Figure 2 Real-time patient control chart

The normal procedure for performing an after-the-fact analysis is to collect all the data needed, then using all the data, the control limits and centerlines are calculated and then the graph is drawn.  Figure 3 illustrates a control chart for averages calculated using after-the-fact procedures.  Notice that the upper and lower control limits for xbar and the centerline, x double bar are straight.  Since all the calculations are performed after the fact, all the data were used for the calculations and there is no base period such as required in the real-time calculation example.  The same data set is used for the control charts displayed in Figures 2 and 3. 

Figure 3. After-the-fact control chart for averages

Fixed Decision-making Rules

A real-time program to generate control charts requires decision-making rules, while manual or spreadsheet control charts allow the user to decide what rules to use at any time as the charts are created.  The program’s decision-making rules are based on the numbers displayed on the bottom of Figure 1.  The number of subgroups before the program automatically recalculates may be set at 1, 3, 5, 10, 15, or 20.  The default value is 10, which is the number displayed in Figure 1.  Default values for graphing are part of the program.  When collecting data, the default values sometimes do not center the output on the screen.  If the autoscale function is on in the program, then the program will calculate the graphing limits and center the output on the screen.  The number of standard deviations is usually set at 3.  The program allows the user to change the number of standard deviations to 2, 2.5, 3, 4, or 6.  The subgroup size is determined when the data are collected.

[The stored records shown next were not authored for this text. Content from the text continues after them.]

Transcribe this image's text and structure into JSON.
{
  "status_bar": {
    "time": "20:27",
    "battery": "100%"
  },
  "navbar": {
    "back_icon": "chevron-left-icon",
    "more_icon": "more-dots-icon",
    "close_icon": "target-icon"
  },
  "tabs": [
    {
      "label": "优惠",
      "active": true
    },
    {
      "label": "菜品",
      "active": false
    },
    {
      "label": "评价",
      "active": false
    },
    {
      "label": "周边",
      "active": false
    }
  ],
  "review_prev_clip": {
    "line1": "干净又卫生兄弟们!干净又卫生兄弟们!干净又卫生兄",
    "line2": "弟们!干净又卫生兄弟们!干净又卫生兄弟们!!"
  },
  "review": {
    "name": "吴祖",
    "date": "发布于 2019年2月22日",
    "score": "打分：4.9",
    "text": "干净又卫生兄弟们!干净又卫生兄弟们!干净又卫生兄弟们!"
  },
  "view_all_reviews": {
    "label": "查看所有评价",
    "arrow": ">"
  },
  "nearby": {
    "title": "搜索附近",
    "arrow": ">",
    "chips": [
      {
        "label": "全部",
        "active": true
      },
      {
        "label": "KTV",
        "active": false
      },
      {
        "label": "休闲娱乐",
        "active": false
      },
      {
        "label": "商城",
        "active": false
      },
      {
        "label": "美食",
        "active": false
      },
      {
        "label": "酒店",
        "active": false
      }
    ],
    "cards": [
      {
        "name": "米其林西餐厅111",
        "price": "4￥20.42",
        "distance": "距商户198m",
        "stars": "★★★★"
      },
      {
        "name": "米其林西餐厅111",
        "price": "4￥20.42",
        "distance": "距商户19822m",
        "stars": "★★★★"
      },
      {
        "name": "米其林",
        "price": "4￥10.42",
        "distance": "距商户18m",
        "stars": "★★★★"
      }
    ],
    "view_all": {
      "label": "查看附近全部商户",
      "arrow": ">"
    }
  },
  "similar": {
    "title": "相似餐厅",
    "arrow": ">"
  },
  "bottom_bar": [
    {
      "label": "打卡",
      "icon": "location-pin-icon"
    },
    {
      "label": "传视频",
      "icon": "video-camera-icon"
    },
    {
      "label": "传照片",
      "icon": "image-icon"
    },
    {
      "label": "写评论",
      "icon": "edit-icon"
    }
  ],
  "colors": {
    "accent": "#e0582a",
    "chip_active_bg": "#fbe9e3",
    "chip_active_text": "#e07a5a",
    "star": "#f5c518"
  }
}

When collecting data from a heart-beat to heart-beat clinical monitor for newborns, the subgroup size was changed to 20 to increase the elapsed time on the display.  The desired elapsed time and the response rate of the screen depend on the nature of the patient and the time horizon associated with the current treatment.  For example, in the operating room, a short elapsed time is acceptable, and a high reaction rate is needed.  In an ICU, a longer elapsed time is needed and a slower reaction rate is acceptable.

Observations-Conclusions

Using the real-time based period calculation procedure results in a different timing of actions than when using the after-the-fact calculation method.  Since the objective of SPC analyses is to identify change and to signal the caregiver to look for the reason for the change, the researchers’ concern was to determine which calculation procedure places the quality control outlier nearest to the event for identification purposes.  We could identify no measurement system to determine which calculation method resulted in the outlier being closer to the event.

When the data collected in the base period was stable, the real-time calculation method seemed to have an advantage.  Generally, calculations based on a stable base period resulted in a smaller standard deviation, tighter control limits, and a better decision-making tool.

We studied the real-time versus the after-the-fact calculation methods using many simulation data sets, as well as a collection of real vital sign data.  There is no way to determine which calculation method is better; however, the results of this study indicate that there is a minimum penalty for using the real-time calculation method and in some situations, the real time method may be better.

BIBLIOGRAPHY

1) Hosking, Rodger (1996), “Achieve Real-time Performance on VME,” Electronic Design, September 3, 1996, Vol. 44(18) pp. 136-139. 2) Runger, George C. (1996), “Batch-means Control Charts for Autocorrelated Data,” IIE Transactions, June 1996, Vol. 28(6), pp. 483-487. 3) Toops, Diane (1995), “The real story on Real-time Manufacturing,” Food Processing, Vol. 56(4), 45-46.